# Insurance help HELP!



## weka (Jul 3, 2001)

For GTR owners who's modified their cars for more power, have any of you have an agreed value where they will pay out for aftermarket parts as well?
Or most of you just declare your mods but they are not paid in the event of a claim, just the car?

Are there any insurers who do agreed valuation??


----------



## weka (Jul 3, 2001)

Anyone?


----------



## kenan (Apr 29, 2003)

Depends on the company, currently with Flux and they offer X amount for the car (market value) and then match the cost of the parts on top (or so they say). Just started my insurance quotes for the end on the month so give me a week and I'll have lots of info. Hoping HIC offer a good quote as offered an agreed valuation and free track cover on me other car


----------



## weka (Jul 3, 2001)

Most of the insurers just won't touch it! The only one that did agreed valuation had a limit of £30K (the car+mods) - which is way too low for me.

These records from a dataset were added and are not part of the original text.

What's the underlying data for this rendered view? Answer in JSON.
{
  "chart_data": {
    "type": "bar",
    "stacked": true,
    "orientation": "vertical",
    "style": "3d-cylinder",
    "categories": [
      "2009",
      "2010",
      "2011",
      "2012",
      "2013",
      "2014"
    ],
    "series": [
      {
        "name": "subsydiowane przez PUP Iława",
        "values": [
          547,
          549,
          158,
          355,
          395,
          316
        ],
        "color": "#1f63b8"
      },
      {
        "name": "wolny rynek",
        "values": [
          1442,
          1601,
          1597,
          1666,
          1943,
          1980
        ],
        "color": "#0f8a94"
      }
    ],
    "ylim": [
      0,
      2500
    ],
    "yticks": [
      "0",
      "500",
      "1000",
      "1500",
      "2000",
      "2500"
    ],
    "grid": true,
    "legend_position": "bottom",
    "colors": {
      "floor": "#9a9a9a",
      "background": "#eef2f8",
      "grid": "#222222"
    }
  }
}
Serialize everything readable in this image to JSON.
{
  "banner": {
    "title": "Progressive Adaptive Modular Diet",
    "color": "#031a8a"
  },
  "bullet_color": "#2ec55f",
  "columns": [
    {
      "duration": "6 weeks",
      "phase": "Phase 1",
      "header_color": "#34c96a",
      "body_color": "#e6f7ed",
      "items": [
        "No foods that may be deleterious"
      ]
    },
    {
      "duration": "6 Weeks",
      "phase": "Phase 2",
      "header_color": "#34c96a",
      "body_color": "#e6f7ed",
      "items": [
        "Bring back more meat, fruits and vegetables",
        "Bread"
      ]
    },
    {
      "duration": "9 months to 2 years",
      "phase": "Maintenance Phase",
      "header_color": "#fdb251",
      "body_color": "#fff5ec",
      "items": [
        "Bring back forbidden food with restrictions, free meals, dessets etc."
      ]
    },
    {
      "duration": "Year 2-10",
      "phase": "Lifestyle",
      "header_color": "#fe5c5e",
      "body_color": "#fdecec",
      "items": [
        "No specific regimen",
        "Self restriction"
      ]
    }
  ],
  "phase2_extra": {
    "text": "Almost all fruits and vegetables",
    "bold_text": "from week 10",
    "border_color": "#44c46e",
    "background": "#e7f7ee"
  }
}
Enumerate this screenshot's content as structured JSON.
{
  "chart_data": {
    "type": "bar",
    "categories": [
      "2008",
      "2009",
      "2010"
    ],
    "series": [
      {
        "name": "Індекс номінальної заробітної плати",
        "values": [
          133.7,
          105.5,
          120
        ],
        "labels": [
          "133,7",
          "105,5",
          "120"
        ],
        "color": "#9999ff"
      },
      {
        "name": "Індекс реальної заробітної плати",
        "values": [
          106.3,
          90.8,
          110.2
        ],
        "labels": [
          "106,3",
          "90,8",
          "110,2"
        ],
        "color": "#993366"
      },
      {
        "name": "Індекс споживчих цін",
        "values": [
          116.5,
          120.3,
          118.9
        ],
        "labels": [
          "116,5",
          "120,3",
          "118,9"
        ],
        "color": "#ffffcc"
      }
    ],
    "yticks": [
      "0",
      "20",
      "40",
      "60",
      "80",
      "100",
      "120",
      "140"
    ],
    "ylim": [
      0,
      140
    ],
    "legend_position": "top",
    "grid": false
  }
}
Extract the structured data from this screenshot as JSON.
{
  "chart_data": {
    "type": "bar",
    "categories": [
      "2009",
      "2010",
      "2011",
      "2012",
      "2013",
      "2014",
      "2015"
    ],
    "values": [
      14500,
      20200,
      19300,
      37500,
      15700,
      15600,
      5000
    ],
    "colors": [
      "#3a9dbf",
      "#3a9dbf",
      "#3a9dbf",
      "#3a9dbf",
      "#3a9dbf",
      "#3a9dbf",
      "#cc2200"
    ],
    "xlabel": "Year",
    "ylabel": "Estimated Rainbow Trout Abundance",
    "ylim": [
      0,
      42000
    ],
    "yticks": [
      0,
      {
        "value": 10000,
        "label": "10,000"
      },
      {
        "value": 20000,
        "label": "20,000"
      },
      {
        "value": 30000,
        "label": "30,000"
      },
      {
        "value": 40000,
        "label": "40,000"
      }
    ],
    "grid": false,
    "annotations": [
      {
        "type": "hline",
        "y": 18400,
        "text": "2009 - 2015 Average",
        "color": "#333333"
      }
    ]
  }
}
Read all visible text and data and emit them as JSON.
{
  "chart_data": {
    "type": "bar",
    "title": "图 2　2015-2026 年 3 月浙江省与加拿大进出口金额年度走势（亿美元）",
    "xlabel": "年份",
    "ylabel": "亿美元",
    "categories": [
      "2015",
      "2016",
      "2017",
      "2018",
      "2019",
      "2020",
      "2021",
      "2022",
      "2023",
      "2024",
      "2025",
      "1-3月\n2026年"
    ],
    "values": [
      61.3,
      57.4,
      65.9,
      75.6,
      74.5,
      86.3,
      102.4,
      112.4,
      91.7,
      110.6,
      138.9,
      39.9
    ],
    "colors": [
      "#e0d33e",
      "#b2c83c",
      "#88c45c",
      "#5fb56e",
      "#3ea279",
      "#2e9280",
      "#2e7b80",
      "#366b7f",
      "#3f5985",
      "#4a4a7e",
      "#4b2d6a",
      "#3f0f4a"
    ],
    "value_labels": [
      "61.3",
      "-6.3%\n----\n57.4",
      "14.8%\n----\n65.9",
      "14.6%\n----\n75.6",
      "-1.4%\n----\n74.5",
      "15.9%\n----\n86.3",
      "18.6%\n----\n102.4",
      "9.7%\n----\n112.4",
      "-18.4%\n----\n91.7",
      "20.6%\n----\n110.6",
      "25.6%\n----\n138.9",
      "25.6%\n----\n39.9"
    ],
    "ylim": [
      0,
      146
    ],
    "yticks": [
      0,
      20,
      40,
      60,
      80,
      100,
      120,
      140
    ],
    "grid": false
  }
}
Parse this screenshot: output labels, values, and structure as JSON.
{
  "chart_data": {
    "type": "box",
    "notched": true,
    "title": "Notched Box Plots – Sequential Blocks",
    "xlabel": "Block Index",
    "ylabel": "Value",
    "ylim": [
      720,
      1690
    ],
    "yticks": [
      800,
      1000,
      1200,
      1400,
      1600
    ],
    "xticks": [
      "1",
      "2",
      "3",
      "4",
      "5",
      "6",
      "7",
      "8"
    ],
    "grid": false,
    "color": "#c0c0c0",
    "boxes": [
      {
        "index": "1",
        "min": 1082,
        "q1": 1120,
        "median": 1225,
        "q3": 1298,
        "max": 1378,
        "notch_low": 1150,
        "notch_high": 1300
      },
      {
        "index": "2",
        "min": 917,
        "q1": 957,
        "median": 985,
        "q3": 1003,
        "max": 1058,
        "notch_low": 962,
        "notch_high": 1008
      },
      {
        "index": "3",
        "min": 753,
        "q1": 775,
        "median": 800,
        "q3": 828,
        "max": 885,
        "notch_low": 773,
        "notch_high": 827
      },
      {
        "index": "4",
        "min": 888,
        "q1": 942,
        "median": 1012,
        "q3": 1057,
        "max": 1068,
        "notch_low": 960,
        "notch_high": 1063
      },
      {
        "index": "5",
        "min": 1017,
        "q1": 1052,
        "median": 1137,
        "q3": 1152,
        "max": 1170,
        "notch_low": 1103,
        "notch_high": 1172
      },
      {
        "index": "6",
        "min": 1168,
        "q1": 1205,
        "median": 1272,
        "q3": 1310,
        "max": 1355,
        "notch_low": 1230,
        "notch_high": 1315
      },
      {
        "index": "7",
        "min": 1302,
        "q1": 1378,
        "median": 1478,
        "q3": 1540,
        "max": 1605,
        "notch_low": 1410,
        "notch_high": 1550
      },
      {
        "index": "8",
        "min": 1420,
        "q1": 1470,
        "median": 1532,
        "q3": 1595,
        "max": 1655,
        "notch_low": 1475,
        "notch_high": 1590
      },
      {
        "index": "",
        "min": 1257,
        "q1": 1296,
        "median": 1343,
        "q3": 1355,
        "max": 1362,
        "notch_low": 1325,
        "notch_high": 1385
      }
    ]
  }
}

Anyway, let me know how you get on.


----------



## NITO (Nov 19, 2003)

Vince,

Give Christian Wheatley at Keith Michaels a try (0208 288 0677). I'm insured with them with an NU policy. When my Supra was stolen a couple of years back they paid up for the HKS FMIC and Blitz 19" Tecnospeed Alloys with no problems and that lot was about £5.5K+ in mods.

Rgds
Nito


----------



## weka (Jul 3, 2001)

NITO said:


> Vince,
> 
> Give Christian Wheatley at Keith Michaels a try (0208 288 0677). I'm insured with them with an NU policy. When my Supra was stolen a couple of years back they paid up for the HKS FMIC and Blitz 19" Tecnospeed Alloys with no problems and that lot was about £5.5K+ in mods.
> 
> ...


Have tried them they were the ones that I mentioned in my previous post...


----------